Anthony Pateras & Robin Fox
Coagulate
Synaesthesia
2003
C+

distributed by Forced Exposure, Coagulate is the debut release from Anthony Pateras and Robin Fox. It’s a bold and challenging exercise in electroacoustic improvisation but one that succeeds due to the resourcefulness, imagination, and sensitivity of its creators. Pateras and Fox utilize analogue and digital equipment, and their sonic arsenal encompasses voice, synths, assorted percussive sources (like music boxes and contact mics), and electronics. Much of it sounds as if it was recorded in real-time with digital treatments enacted throughout, and with a modicum of enhancements applied thereafter. The recording exudes a palpable physicality in its treatments of the human voice, in spite of the severe transformations to which it’s subjected; consequently the pieces retain a humanized rootedness as opposed to being aloof exercises in abstract sound.

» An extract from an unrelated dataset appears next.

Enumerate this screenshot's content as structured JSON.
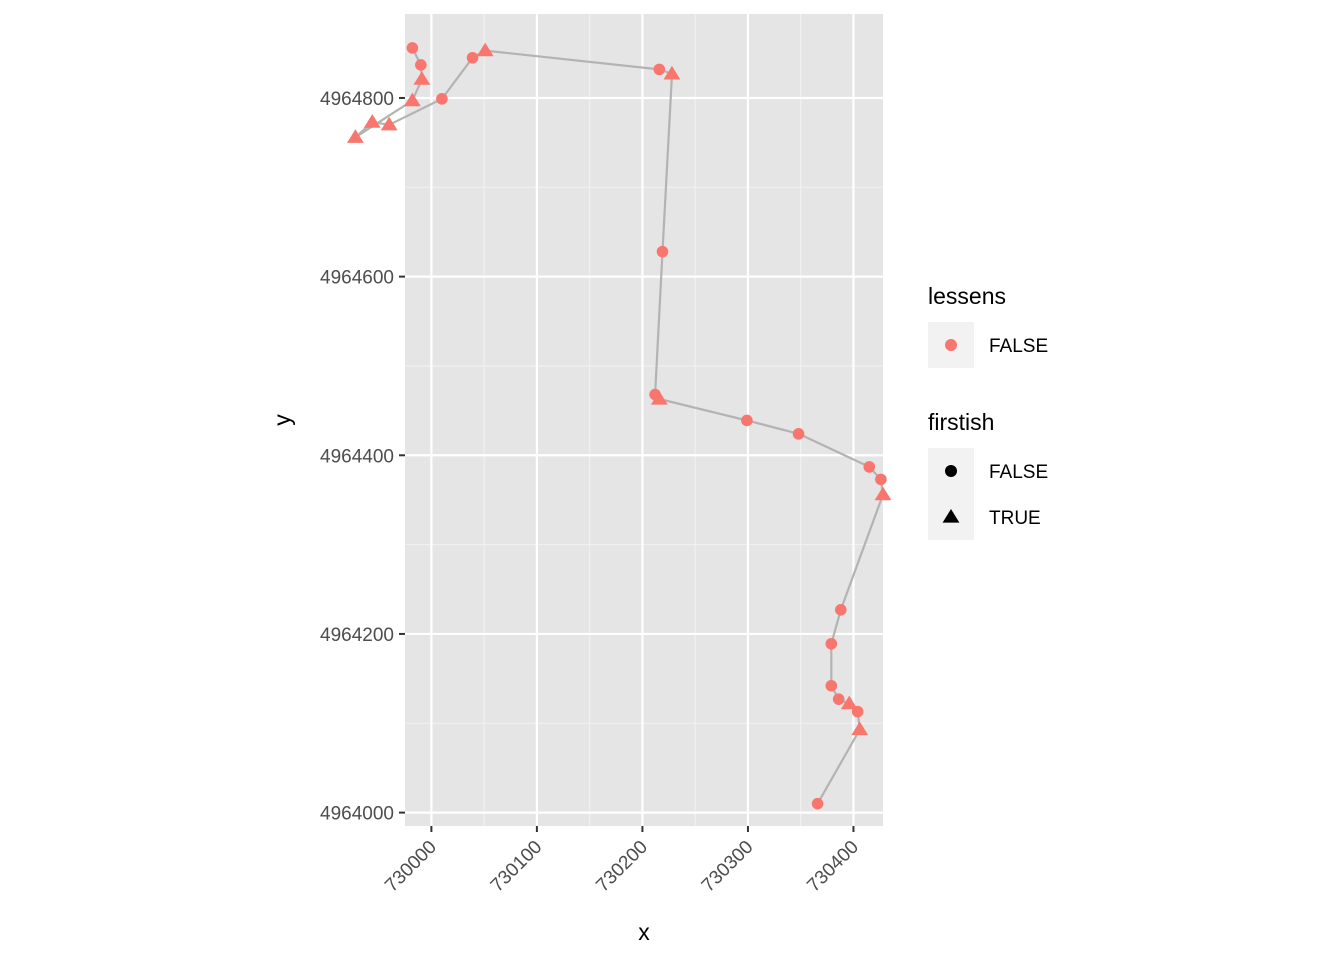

The opening “Vox Erratum” signifies immediately that the listener is in for a challenging ride. It’s an auspiciously brief episode full of choking and snorting vocalizing, conjoined with buzzing, feedback, and assorted other scrambled noises; perhaps this is what their purported incorporation of ‘ingested microphones’ sounds like. A convincing aural simulation of a spatial environment initiates “44 Degree Splinter” with quietly intensifying sweeping and knocking sounds. A sense of real-time improvisation is created, with Pateras and Fox carefully building an ambient soundscape full of eerie bowing and scraping. Piano strings are stretched and plucked, followed by an insectoid tactile clatter that grows into an incredibly visceral sound world. “Cranking the Dwarf” is a nightmarish, explosive maelstrom that subsides into a state of amplified breathing and percussion. “Circuits & Glass” is probably the least accessible track, filled as it is with detonating crackles and strangulations, and passages of huge cavernous echo besieged by squealing wails of feedback. After the ear-splitting extremes of “Circuits & Glass,” the recording wisely ends on a calmer note with “Recombinant,” its gamelan chimes and tinklings massing to simulate the stillness of a scorched post-apocalyptic landscape.


A constant sense of invention permeates Coagulate as its pieces unfold according to preordained compositional strategies that also, however, accommodate substantial exploration along the way. Four of the six pieces are in the ten to fourteen minute range, indicating the extent to which tracks unfold in an unhurried, organic manner. Admittedly there are numerous passages which verge on chaos, suggestive of aural meltdown; certainly Coagulate isn’t easy listening and needless to say it’s resolutely uncommercial. Yet it would be incorrect to characterize it as a relentless barrage. Instead, abrasive sections are counterbalanced by quieter sequences which still, however, exemplify an incessantly immersive preoccupation with sound texture. Ultimately, it’s the tension maintained throughout between predetermination and improvisation that gives the recording a feeling of spontaneity and unpredictability that makes for engaging if exhausting listening.